Was erhoffen Sie sich durch das Buch? Was wollen Sie damit bewirken?

Die Geschichten im Buch sollen Mut machen, denn sie erzählen von Hinterbliebenen, die trotz dieses Schicksalsschlags nicht nur überleben, sondern weiterleben. Auch sollen die Porträts für mehr Verständnis sorgen, denn oft wissen Bekannte nicht, wie mit Trauernden umzugehen.

Haben Sie Reaktionen erhalten?

Ja, bis jetzt habe ich sehr viele positiven Rückmeldungen erhalten.

Ist die heutige Gesellschaft wirklich so aufgeklärt, wie wir gerne glauben oder stecken wir doch noch in stark verurteilenden Wertemassstäben fest?

Eine interessante Frage. Die unterschiedlichen Geschichten und Begegnungen zu Suizid zeigten mir, dass zu diesem Thema immer noch sehr viel Stigmata und rasch gefällte Urteile vorherrschen. Suizid wird zum Teil immer noch als Versagen gewertet – Versagen des Suizidenten, aber auch Versagen der Angehörigen.

Oft hört man, Suizid sei feige, einer Ihrer Interviewten meinte, er hätte seinem Bruder den Mut, den endgültigen Schritt zu gehen, nicht zugetraut. Was ist es denn nun? Feigheit oder Mut? Oder etwas Drittes?

Was Suizid für jemanden bedeutet, muss jeder für sich entscheiden. Für mich haben beide Wörter, Feigheit oder Mut, viel mit Bewertung zu tun und ich masse mir nicht an, einen solchen Schritt zu bewerten. Der Porträtierte brauchte das Wort Mut nicht im heroischen Sinne. Es braucht vielmehr Kraft, etwas zu tun, das mit dem Überlebenswillen, dem Urtrieb des Menschen, so gar nicht kompatibel ist. Warum sich jemand umbringt, kann nur der Suizident selbst für sich sagen.

Noch eine kritische thematische Frage: Es gibt ein Recht auf das eigene Leben – es ist, wie die Würde, unantastbar. Heisst das, dass auch ich selber mein Leben nicht antasten darf oder aber, dass mein Recht auf mein Leben auch das Recht auf dessen Ende beinhaltet?

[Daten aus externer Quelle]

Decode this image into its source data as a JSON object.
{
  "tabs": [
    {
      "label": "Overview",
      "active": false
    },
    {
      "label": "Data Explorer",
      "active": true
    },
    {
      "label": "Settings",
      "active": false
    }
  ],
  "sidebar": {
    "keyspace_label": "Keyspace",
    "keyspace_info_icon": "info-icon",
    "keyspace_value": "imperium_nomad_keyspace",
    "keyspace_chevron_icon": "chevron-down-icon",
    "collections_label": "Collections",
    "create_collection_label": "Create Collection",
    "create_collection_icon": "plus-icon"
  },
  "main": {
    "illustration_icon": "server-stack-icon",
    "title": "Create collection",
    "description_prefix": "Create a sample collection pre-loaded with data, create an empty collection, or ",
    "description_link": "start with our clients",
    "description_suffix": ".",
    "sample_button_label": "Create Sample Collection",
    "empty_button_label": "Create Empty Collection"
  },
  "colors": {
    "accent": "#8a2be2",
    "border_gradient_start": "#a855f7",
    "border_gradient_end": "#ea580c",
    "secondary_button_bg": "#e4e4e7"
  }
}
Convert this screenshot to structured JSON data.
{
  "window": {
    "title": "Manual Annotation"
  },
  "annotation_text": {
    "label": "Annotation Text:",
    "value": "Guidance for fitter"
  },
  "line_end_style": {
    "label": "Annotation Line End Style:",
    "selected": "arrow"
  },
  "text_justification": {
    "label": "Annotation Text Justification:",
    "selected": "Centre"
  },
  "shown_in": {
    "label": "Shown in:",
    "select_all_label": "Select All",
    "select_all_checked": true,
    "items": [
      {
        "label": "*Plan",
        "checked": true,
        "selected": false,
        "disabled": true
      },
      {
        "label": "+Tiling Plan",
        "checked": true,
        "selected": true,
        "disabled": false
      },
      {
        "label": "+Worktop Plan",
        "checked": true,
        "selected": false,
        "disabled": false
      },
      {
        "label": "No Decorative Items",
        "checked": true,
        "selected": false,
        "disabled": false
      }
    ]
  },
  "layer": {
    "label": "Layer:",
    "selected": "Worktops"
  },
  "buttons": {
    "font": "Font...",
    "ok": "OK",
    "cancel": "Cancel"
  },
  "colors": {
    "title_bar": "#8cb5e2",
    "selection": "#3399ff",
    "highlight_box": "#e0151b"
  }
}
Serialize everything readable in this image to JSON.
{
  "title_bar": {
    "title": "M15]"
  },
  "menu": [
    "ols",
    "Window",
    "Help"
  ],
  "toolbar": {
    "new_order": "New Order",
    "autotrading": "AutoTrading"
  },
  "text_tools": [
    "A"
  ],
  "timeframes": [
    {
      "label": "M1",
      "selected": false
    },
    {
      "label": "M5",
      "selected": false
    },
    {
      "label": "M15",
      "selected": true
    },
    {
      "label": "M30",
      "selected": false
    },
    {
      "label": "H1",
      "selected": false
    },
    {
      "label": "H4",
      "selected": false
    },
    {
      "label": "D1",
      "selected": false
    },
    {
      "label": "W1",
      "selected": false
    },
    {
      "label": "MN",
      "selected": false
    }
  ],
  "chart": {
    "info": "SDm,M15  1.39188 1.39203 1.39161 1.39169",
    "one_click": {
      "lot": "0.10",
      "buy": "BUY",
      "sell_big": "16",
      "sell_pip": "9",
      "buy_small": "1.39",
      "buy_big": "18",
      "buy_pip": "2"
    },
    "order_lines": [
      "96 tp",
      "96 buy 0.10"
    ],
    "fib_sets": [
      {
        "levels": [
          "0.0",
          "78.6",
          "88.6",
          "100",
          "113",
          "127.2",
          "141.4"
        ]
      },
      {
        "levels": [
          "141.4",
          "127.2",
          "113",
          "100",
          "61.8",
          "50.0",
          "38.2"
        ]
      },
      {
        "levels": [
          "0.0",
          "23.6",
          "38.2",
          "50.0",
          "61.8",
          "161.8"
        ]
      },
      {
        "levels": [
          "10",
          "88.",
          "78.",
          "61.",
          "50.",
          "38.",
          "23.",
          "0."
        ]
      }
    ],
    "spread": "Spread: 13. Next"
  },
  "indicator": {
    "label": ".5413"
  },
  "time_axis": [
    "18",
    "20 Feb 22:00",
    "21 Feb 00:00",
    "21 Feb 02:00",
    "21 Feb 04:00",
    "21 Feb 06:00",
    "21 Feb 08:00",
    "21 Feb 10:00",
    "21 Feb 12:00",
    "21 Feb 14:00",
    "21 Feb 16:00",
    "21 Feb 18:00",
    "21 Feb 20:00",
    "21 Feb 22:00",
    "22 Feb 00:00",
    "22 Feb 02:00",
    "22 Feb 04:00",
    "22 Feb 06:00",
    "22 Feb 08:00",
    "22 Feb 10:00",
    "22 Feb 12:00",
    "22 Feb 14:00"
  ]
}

Das ist eine philosophische, vielleicht auch religiöse Frage. Welche Haltung beim Thema Suizid jemand einnimmt, muss jeder für sich entscheiden. Wichtig erscheint mir aber zu erwähnen, dass jeder, der sich das Leben nimmt, immer auch Angehörige hinterlässt, die mit der grossen Belastung weiterleben müssen.

Was ist ihr persönliches Fazit zu diesem Thema und ihrem Buch?

Es ist wenig ergiebig, danach zu fragen, warum sich jemand das Leben genommen hat, auch wenn Angehörige die Frage oft lange quält.

Was würden Sie sich wünschen im Umgang mit diesem Thema?

Mehr Sensibilität, weniger Spekulationen.

Ich bedanke mich sehr herzlich für diese ausführlichen Antworten!